Les Lectures de Noël - Une pépite et une déception

Publié le 17 Janvier 2014

Parmi mes dernières lectures (cela fait bien longtemps que je n'ai pas abordé de bouquin sur ce blog, si bien que je ne donne pas l'impression d'une grande lectrice...), il en est deux sur lesquelles j'aimerais écrire quelques mots.

Le Bouquiniste Mendel - Stefan Zweig

Les Editions Sillage font de très beaux objets, je vous conseille d'aller vers eux

Les Editions Sillage font de très beaux objets, je vous conseille d'aller vers eux

Le livre comprend 59 pages.

59 pages de récit passionnant, avec une écriture très fine et très stylisée. On reconnaît l'auteur de 24 Heures de la Vie d'une femme, qui nous livre très vite au cours de la lecture des personnages avec un vécu palpable, des émotions crédibles et des ambiances complètes.

Voici le synopsis, qui reflète très bien l'histoire. Merci donc à ma soeur de m'avoir offert ce petit bijou!

"Jakob Mendel est un personnage hors norme, une bible du savoir et possède une mémoire incroyable. Installé dans un café, il rencontre les gens dans ce lieu improbable et communique ainsi sa passion pour la littérature, la philosophie et bien sûr l'objet livre. Mais la première guerre mondiale va bouleverser le quotidien immuable de ce bouquiniste."
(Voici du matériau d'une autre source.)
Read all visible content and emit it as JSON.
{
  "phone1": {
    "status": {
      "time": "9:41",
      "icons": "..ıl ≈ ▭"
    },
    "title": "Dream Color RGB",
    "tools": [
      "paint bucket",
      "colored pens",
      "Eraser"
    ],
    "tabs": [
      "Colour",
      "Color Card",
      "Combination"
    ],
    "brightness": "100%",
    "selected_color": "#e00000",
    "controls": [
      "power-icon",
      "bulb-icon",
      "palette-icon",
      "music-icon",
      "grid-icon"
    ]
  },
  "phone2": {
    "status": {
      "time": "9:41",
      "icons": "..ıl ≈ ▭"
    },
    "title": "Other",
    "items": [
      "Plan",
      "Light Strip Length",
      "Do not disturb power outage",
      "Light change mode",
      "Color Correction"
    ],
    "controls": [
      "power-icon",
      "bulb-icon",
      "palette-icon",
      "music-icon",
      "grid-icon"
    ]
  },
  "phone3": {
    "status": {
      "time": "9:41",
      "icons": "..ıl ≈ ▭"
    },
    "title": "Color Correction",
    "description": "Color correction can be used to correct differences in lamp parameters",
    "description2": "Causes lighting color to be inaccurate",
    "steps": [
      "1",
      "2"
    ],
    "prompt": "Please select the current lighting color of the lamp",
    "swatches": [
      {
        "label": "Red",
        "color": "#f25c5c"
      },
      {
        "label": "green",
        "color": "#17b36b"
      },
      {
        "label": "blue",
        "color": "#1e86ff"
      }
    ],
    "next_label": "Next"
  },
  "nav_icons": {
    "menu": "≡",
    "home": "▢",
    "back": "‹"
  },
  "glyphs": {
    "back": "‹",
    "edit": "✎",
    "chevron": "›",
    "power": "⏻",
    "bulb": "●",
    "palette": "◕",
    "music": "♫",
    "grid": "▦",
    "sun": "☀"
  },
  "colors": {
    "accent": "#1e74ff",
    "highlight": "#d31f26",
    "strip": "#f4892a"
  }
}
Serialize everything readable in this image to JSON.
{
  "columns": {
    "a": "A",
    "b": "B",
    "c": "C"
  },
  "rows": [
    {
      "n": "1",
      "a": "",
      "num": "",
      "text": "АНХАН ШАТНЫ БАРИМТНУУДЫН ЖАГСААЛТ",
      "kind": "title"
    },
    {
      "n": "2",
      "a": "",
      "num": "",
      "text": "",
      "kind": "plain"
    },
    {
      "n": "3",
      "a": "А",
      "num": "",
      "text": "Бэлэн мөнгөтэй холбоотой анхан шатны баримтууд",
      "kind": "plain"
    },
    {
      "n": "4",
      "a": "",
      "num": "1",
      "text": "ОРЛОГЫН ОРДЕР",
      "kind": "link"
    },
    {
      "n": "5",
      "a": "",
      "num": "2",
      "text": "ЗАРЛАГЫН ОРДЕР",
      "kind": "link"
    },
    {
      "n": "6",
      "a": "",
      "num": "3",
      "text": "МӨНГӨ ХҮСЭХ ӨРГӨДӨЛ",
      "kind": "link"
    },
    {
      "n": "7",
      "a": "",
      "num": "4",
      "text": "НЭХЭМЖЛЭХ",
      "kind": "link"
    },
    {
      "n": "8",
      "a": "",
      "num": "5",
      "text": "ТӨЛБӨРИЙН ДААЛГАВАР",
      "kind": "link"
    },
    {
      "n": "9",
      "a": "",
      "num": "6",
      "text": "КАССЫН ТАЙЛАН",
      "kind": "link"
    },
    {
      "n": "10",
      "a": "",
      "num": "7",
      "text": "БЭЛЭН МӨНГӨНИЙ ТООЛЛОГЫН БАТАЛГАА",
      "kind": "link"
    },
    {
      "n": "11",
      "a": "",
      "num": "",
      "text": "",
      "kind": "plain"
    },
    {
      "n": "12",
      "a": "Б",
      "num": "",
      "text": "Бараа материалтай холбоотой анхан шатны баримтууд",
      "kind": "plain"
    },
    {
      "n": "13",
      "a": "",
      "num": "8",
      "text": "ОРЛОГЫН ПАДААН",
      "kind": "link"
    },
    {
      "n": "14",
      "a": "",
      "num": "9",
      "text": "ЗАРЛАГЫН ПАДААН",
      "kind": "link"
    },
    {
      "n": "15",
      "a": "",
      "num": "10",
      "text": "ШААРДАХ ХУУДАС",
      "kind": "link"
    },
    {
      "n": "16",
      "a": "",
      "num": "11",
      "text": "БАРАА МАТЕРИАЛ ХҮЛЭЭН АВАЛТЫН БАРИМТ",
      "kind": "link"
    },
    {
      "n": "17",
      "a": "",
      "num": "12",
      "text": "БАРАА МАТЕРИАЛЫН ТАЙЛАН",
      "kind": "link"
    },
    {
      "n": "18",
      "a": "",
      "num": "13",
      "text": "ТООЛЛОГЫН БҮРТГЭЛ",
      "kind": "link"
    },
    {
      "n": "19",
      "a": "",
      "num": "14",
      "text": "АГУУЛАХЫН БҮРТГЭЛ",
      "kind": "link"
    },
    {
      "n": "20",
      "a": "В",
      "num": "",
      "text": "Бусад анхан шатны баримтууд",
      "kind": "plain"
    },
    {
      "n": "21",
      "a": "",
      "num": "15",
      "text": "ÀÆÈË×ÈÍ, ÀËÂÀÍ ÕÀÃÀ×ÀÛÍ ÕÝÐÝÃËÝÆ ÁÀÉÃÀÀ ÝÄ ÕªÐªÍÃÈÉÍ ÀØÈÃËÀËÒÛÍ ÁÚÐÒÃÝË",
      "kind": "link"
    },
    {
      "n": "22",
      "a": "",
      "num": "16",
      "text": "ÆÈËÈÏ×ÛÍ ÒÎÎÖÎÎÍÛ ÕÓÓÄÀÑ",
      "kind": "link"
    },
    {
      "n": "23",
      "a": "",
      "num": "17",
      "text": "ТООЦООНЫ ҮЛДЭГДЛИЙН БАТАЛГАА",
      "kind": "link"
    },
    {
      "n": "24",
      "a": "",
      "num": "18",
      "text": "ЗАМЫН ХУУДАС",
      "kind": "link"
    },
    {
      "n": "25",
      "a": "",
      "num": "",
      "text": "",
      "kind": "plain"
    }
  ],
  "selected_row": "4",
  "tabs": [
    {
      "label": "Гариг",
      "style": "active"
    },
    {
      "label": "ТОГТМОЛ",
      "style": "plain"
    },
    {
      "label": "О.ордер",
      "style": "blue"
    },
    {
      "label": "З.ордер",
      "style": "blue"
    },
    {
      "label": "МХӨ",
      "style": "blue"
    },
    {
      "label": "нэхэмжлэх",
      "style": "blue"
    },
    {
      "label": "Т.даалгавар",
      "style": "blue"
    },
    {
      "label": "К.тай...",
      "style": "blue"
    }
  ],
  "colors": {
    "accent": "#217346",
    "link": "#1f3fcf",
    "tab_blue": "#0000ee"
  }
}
La Carte et le territoire - Michel Houellebecq

Les Lectures de Noël - Une pépite et une déception

Je n'y arrive pas. J'avais lu Les Particules élémentaires, parce qu'on m'avait dit que c'était LE livre de Houellebecq. Et j'avais été assez déçue.

C'était brillant, mais l'écoeurement prenait largement le dessus.

Ici, on a affaire à un exercice qui reprend les mêmes principes qui m'avaient marquée dans Les Particules élémentaires, et que j'avais appréciés:

- Un anti-héros qui n'aime pas la vie, alors que celle-ci lui donne quelques belles occasions

- une alternance entre le récit, la réflexion intime du personnage et des éléments de documentation type "notice wikipédia" sur des objets, des faits ou des personnages.

Cela donne un style unique, très appréciable, tout à fait lisible, et avec une réflexion acérée sur l'être humain qui se débat (ou pas) dans notre société.

Mais il y a beaucoup d'éléments qui m'ont déplu:

- Houellebecq apparaît dans le roman (ça, c'est pas grave), se décrit comme un misanthrope blessé et met en scène son propre meurtre comme s'il était le personnage le plus important du monde

- Le titre La Carte et le territoire ne reflète pour moi pas du tout le roman dans sa globalité (l'idée de la carte Michelin qui fascine le héros au point qu'il fait des oeuvres d'art en photographiant les cartes est très bien, mais on passe trop vite à autre chose)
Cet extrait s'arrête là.